MetricsUtils collects CPU, memory, disk and NVIDIA GPU usage via psutil + pynvml. Every method has a sync and an async variant (the async wrapper runs the same code via asyncio.to_thread). GPU sampling gracefully degrades to [] when pynvml or NVIDIA drivers are missing.

Install with [metrics].

# src/api/routers/system.py
from typing import Any

from fastapi import APIRouter

from tempest_fastapi_sdk import MetricsUtils

router = APIRouter()


@router.get("/system-metrics")
async def system_metrics() -> dict[str, Any]:
    """JSON snapshot.

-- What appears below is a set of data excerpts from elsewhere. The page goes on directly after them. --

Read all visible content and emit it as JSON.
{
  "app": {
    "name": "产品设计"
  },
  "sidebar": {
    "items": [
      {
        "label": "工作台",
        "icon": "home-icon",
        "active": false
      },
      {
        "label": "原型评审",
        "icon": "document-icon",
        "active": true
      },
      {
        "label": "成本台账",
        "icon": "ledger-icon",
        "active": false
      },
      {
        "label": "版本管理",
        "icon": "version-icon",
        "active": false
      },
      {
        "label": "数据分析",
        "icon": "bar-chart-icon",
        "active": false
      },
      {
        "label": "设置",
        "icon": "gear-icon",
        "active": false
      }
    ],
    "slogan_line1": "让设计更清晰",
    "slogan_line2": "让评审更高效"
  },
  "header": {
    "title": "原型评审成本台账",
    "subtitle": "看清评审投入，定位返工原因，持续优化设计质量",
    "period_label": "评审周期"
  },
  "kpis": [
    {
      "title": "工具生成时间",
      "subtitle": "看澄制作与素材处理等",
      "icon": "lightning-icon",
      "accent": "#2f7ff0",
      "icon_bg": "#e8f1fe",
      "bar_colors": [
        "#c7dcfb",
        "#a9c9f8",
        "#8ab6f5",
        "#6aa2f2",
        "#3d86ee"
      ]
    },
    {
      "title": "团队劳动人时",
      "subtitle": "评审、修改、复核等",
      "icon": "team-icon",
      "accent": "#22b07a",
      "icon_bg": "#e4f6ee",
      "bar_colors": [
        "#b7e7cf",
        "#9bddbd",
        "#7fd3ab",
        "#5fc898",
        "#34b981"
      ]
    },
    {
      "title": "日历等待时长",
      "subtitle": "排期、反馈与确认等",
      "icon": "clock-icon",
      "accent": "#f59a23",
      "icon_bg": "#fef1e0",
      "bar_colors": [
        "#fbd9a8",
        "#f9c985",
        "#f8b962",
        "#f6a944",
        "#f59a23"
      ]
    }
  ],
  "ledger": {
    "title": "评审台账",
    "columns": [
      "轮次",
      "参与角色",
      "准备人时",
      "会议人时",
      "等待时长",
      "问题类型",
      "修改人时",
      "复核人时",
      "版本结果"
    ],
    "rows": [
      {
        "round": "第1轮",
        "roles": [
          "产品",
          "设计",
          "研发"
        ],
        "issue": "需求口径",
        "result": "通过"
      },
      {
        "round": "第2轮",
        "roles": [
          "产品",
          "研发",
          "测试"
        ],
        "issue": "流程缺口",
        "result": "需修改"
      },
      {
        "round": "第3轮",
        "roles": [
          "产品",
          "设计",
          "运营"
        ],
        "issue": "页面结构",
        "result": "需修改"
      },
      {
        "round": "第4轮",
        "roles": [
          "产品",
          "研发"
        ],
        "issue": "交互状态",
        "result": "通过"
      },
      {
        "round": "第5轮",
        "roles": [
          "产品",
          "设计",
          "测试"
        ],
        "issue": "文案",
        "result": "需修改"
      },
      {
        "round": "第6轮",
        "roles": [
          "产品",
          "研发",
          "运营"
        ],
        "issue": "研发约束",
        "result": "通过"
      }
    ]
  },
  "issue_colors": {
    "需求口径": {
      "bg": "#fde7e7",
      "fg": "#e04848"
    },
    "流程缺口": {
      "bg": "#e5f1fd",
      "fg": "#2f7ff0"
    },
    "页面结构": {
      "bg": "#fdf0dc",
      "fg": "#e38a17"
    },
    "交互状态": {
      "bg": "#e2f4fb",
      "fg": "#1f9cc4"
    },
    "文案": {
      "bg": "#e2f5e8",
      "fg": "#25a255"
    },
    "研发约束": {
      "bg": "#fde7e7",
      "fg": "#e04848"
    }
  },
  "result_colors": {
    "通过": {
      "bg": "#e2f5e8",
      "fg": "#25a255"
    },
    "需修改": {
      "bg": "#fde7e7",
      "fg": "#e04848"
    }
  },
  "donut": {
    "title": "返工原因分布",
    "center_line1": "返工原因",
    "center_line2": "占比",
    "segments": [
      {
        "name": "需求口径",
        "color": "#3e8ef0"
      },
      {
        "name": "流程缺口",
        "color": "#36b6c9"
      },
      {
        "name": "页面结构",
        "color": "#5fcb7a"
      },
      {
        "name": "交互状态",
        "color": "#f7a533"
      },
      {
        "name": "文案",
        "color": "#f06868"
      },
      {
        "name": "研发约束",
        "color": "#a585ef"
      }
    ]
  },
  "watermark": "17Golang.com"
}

NOT the Prometheus endpoint — that one is /metrics."""
    snapshot = await MetricsUtils.snapshot_async(disk_paths=["/", "/data"])
    return snapshot.to_dict()

Don't mount this at /metrics

This endpoint is not the Prometheus one — mounting it on the same path collides with make_prometheus_router when both are active. Use /system-metrics, /admin/sysinfo, or some restricted oncall prefix.

MetricsUtils.cpu(interval=...) blocks the event loop

The sync call spends interval seconds sampling — the cpu_async wrapper avoids the block by running in a thread. Always prefer MetricsUtils.snapshot_async() from handlers.

Individual collectors¶

snapshot = await MetricsUtils.snapshot_async(disk_paths=["/"])

print(snapshot.cpu.percent, snapshot.memory.percent)
for disk in snapshot.disks:
    print(disk.path, disk.percent)
for gpu in snapshot.gpus:
    print(gpu.name, gpu.utilization_percent, gpu.memory_used_bytes)

Individual collectors are also available: MetricsUtils.cpu(interval=...), MetricsUtils.memory(), MetricsUtils.disk(path), MetricsUtils.disks(paths), MetricsUtils.gpus() — plus their *_async variants. Each one returns a typed dataclass (CPUMetrics, MemoryMetrics, DiskMetrics, GPUMetrics, SystemMetrics) with a to_dict() helper for JSON serialization.